Wednesday, June 30, 2010

cygwin and gnupg

I upgraded my installation of cygwin from v1.7. to 1.7.5.  Doing so broke gnupg (v1.4.9, the version that comes with cygwin).  Others have encountered this too.


  $ /usr/bin/gpg --decrypt foo.txt.gpg
  gpg: can't lock memory: Permission denied


My solution - use the native Windows build of gnupg downloaded from gnupg.org.
I had to copy the config over from ${HOME}/.gnupg to ${USERPROFILE}/.gnupg.

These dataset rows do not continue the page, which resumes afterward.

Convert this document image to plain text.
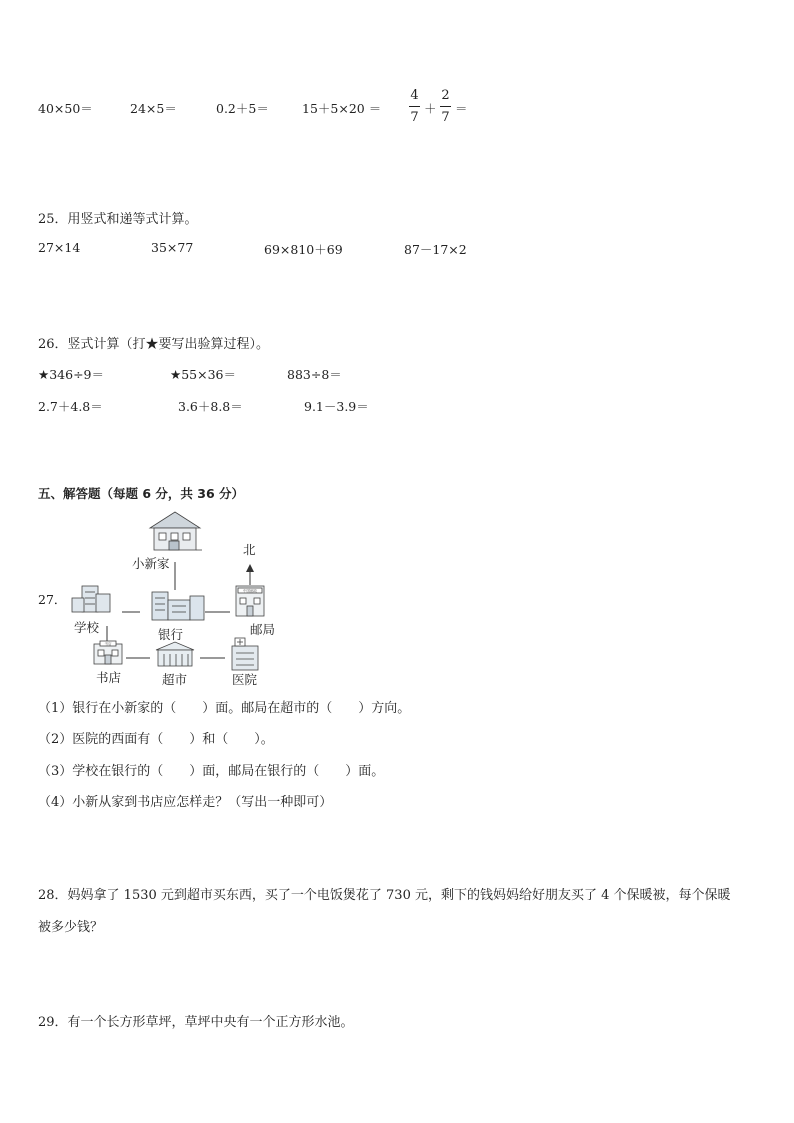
40×50＝	24×5＝	0.2＋5＝	15＋5×20 ＝
4
7
＋
2
7
＝
25．用竖式和递等式计算。
27×14	35×77	69×810＋69	87－17×2
26．竖式计算（打★要写出验算过程）。
★346÷9＝	★55×36＝	883÷8＝
2.7＋4.8＝	3.6＋8.8＝	9.1－3.9＝
五、解答题（每题 6 分，共 36 分）
27．
中国邮政
书店
小新家
北
学校	银行	邮局
书店	超市	医院
（1）银行在小新家的（　　）面。邮局在超市的（　　）方向。
（2）医院的西面有（　　）和（　　）。
（3）学校在银行的（　　）面，邮局在银行的（　　）面。
（4）小新从家到书店应怎样走？（写出一种即可）
28．妈妈拿了 1530 元到超市买东西，买了一个电饭煲花了 730 元，剩下的钱妈妈给好朋友买了 4 个保暖被，每个保暖
被多少钱？
29．有一个长方形草坪，草坪中央有一个正方形水池。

  $ /c/programfiles/GNU/GnuPG/gpg --decrypt foo.txt.gpg

  You need a passphrase to unlock the secret key for
  user:


Problem solved.  I will wait till the cygwin distribution gets everything together.  In the meanwhile, I can get on with with my work.

3 comments:

Anonymous said...

Thanks, this helped a lot.

About the only reason I run cygwin these days is for GnuPG (I run Linux in VirtualBox on my Windows 7 host). I guess that now means I have no reason for cygwin any more, and will stick with the native GNUPG.

Anonymous said...

The gpg that comes with cygwin will work, but you MUST have your entries in /etc/passwd and /etc/group

use these commands:
mkpasswd -c >> /etc/passwd
mkgroup -c >> /etc/group

Then gpg works fine

alex said...

Thank you. mkpasswd and mkgroup fixed it.